Medication Techs: Liabilty Release Valve?

December 3, 2008

For a few years now Life Services Network has conducted a survey of RNs and LPNs trying to gauge the nursing profession’s feelings on authorizing a new class of health care professional to administer medication. (see campaign website here) This category of health care worker, sometimes called medication technician or unlicensed assistive personnel (UAP) would administer medications to nursing home residents during med pass, but would do so under the direct delegation, supervision and control of a nurse. The survey, understandably, reflects deep feelings and division among nurses on this issue. (note: the survey referenced here is focused on nurses working in Illinois nursing homes). Roughly one third of nurses surveyed are in favor of creating and authorizing this new class of worker, but over one half are strongly against it.  There are also interesting breakdowns according to which nurses (master’s prepared, RN or LPN) support such a measure, which appear deeply ambivalent and which strongly oppose med techs, but this post is not the occassion to go into the meaning of these divisions).  

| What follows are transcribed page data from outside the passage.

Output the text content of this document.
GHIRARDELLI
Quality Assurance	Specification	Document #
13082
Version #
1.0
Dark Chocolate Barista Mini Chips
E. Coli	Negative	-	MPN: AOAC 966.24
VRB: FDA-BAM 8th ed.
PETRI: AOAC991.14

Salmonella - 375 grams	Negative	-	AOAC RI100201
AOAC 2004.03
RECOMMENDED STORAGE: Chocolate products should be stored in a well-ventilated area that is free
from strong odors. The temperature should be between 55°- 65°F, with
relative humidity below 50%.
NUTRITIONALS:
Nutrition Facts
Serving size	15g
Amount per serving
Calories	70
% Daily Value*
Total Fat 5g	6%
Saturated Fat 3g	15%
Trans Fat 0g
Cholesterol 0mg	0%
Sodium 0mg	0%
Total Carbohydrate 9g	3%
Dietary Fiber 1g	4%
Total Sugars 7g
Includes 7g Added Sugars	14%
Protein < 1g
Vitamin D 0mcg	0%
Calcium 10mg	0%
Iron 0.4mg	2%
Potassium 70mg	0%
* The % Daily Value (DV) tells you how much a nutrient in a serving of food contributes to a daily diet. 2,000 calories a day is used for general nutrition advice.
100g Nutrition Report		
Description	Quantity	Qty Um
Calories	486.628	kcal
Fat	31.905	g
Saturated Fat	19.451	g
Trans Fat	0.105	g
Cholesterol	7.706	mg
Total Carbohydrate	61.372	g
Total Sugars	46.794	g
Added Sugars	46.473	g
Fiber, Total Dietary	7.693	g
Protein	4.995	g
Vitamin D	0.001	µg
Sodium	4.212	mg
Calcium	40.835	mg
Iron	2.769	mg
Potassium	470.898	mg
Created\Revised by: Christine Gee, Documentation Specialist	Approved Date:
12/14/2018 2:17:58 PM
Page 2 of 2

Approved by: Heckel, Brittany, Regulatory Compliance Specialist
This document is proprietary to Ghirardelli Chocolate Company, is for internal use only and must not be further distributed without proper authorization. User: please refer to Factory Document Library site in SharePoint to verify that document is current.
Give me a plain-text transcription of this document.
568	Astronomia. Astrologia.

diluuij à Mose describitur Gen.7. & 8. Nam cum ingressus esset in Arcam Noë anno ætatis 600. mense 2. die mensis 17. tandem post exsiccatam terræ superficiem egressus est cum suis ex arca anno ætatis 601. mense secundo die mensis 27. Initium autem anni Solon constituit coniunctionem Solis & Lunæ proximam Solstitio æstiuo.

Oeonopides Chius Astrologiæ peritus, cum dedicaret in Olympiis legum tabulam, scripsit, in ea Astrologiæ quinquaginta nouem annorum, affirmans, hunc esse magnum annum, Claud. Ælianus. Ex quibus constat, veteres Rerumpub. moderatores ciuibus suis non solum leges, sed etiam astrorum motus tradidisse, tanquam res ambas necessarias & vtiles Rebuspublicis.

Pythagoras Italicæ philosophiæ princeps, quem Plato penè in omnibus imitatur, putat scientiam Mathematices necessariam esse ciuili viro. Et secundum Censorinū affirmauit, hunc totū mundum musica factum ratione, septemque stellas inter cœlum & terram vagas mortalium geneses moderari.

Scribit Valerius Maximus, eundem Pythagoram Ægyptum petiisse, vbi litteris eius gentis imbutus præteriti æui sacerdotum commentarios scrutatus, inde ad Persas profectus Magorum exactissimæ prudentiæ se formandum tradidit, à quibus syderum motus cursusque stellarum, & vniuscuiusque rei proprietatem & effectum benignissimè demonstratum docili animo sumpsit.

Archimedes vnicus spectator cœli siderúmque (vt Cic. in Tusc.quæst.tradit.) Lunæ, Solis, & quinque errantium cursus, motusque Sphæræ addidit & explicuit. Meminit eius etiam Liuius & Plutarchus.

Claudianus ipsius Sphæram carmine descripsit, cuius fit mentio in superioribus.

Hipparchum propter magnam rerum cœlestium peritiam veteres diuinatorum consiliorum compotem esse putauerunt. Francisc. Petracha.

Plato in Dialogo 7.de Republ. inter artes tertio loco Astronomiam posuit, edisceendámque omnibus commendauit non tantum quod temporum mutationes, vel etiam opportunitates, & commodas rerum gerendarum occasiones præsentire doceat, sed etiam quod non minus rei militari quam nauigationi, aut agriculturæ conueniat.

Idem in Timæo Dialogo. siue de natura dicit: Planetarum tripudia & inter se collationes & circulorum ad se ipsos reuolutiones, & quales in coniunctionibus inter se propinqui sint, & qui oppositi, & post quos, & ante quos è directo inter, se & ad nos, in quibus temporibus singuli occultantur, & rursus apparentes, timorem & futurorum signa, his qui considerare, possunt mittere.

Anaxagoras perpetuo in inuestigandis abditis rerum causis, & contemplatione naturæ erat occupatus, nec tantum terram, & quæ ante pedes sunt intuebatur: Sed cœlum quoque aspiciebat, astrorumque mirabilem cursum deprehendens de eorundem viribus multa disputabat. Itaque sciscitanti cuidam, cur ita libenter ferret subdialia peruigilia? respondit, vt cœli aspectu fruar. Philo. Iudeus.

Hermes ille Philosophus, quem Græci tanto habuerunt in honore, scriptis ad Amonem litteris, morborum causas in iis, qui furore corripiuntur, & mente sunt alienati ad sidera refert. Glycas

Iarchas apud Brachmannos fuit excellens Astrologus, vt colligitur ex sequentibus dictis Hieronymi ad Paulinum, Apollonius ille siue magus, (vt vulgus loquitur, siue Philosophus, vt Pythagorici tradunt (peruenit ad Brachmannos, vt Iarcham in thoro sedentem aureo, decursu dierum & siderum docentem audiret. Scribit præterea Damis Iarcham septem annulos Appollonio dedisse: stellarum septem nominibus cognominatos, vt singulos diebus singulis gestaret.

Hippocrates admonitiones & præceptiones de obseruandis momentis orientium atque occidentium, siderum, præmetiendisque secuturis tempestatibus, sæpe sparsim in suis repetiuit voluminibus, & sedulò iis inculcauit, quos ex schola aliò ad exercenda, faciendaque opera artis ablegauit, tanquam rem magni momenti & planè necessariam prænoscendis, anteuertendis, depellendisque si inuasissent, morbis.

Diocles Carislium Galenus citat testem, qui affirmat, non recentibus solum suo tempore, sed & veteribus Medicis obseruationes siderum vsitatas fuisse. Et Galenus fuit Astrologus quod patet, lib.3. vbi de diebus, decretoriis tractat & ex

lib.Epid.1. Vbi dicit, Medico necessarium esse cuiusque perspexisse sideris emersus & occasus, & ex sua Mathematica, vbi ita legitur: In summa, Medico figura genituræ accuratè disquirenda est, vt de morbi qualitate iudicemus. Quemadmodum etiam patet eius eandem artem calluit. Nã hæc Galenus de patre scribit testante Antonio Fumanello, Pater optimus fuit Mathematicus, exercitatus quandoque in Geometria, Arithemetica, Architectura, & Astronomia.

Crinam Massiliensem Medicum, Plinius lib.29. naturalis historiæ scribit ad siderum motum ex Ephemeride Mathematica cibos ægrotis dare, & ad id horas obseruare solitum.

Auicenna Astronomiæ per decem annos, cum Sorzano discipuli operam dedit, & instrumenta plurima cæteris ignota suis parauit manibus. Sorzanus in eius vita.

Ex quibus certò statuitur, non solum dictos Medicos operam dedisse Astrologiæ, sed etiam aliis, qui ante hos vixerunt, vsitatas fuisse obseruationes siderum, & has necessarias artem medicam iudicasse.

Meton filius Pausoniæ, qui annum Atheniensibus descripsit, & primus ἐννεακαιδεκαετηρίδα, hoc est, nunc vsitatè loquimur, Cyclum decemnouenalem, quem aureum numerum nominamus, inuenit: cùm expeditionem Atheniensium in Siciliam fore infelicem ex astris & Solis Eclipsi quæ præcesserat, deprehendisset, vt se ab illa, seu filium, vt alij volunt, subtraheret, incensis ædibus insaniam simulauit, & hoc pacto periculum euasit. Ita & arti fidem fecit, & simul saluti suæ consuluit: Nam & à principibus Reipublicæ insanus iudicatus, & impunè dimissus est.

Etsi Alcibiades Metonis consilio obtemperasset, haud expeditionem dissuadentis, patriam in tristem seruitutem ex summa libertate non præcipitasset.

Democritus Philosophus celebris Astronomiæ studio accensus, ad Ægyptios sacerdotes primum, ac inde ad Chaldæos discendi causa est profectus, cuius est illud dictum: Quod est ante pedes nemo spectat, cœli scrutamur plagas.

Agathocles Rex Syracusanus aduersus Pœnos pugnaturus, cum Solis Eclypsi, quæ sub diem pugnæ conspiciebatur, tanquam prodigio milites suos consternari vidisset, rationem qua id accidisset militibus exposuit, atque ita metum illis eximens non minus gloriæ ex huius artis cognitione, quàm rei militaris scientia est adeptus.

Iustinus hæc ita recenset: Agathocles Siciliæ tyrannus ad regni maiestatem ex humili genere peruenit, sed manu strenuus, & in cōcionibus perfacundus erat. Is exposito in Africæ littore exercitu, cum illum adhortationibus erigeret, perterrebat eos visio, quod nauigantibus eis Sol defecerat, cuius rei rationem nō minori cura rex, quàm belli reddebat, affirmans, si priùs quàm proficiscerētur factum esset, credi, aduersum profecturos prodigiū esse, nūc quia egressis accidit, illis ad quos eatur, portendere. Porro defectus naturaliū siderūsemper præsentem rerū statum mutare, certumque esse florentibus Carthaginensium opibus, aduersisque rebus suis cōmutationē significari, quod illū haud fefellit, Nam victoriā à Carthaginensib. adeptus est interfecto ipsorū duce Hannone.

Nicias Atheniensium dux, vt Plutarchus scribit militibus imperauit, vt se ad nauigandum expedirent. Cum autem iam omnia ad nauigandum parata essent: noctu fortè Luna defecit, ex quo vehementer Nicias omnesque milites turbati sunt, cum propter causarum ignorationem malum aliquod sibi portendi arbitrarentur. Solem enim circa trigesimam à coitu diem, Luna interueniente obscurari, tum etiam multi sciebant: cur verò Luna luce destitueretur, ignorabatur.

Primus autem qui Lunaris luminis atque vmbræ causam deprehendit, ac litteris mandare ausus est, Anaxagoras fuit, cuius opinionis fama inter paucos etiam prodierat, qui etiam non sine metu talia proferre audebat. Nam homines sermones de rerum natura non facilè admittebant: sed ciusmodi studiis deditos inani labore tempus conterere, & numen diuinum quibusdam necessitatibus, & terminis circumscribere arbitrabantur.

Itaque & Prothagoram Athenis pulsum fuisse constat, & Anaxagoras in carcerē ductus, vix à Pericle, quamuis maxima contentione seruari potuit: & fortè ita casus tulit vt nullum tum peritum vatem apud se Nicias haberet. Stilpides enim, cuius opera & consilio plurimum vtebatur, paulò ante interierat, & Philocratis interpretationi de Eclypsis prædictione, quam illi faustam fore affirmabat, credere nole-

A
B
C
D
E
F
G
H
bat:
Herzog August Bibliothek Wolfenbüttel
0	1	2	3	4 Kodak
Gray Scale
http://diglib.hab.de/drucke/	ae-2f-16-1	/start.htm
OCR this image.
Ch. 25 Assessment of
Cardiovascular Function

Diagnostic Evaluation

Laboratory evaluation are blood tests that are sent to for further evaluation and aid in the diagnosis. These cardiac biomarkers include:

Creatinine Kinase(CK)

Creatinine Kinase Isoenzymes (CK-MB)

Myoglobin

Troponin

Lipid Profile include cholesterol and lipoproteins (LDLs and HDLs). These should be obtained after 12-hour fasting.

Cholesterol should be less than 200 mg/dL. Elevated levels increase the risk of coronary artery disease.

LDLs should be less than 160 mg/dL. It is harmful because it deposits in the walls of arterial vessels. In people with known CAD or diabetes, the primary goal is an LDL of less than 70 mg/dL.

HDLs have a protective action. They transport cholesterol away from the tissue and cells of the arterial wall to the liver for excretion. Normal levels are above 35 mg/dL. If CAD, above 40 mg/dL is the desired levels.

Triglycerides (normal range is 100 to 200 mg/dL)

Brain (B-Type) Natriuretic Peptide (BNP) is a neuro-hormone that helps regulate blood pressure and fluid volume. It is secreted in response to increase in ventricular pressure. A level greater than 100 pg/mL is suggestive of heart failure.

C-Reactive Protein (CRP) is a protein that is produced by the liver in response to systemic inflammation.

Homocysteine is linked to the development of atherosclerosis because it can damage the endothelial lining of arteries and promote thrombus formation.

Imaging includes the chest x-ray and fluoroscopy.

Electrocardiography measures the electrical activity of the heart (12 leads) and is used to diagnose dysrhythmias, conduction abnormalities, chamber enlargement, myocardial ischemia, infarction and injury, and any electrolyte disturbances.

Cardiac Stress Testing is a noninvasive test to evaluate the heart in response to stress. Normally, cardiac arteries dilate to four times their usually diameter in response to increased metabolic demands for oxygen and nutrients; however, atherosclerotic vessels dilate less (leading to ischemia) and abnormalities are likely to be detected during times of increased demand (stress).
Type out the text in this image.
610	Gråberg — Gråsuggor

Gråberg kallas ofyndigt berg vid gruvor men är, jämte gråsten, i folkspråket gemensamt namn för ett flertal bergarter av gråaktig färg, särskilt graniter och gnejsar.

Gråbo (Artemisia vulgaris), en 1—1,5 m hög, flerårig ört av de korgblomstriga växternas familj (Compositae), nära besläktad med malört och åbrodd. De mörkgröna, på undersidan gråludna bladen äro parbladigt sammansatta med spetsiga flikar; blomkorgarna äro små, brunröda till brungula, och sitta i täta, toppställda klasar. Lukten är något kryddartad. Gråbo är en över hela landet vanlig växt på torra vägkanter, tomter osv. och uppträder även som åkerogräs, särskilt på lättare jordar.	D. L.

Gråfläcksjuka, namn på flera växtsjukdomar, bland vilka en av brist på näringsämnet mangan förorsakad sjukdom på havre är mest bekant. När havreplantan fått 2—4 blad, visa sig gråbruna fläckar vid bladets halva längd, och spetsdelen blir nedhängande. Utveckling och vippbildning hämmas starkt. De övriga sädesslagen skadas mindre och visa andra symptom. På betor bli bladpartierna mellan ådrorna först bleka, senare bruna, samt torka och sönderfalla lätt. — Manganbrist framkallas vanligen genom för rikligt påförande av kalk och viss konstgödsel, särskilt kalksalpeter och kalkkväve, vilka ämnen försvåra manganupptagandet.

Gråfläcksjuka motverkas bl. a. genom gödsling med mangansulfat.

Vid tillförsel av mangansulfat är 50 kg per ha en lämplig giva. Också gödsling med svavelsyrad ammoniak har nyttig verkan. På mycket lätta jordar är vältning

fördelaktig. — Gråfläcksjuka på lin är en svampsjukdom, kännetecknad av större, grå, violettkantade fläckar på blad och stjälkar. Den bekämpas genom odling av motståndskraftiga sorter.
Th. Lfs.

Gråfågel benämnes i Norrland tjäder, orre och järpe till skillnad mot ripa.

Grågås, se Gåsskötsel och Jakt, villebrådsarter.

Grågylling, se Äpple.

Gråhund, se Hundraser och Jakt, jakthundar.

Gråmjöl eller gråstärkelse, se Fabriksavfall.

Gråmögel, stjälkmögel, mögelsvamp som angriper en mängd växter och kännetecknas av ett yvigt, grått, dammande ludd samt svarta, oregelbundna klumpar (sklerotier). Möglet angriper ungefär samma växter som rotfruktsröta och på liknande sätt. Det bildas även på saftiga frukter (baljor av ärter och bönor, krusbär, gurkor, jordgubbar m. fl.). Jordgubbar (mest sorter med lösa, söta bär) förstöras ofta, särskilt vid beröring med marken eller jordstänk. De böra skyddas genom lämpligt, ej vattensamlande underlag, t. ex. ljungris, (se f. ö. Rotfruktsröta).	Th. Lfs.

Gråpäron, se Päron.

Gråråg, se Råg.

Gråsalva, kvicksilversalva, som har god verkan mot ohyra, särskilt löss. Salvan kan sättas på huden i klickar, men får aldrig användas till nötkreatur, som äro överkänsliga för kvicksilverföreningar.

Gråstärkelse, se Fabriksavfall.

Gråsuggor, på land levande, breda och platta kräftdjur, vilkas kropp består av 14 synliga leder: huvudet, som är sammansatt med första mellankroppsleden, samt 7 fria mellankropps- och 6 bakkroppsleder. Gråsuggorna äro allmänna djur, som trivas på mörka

There are many compelling arguments on both sides of this issue: increased med-errors because of undertraining vs. more time for nurses to do ‘nursing work’ if they do not have the grind of med-pass, etc.).  One avenue avenue I have not seen much considered in this debate is the economics of malpractice liability.  Nurses in LTC are, for better or worse, general practitioners.  They are responsible for having master competence in everything from direct patient care to family counseling to documentation.  Generalizing skills increases the risk of error, oversight and gaps in one’s knowledge.  This risk increases the insurance needed to cover for nursing error.  One benefit of medication technicians is that a highly-specialized worker – – one who is expected to master competency in a few, interrelated tasks – – generally shows a decreased risk for error in those tasks.  Decreased risk means lower costs to guard against liability.

Is there room for an insurance argument in the med tech debate?  There should be.  And, I would be interested to see the argument framed in terms of liability economics.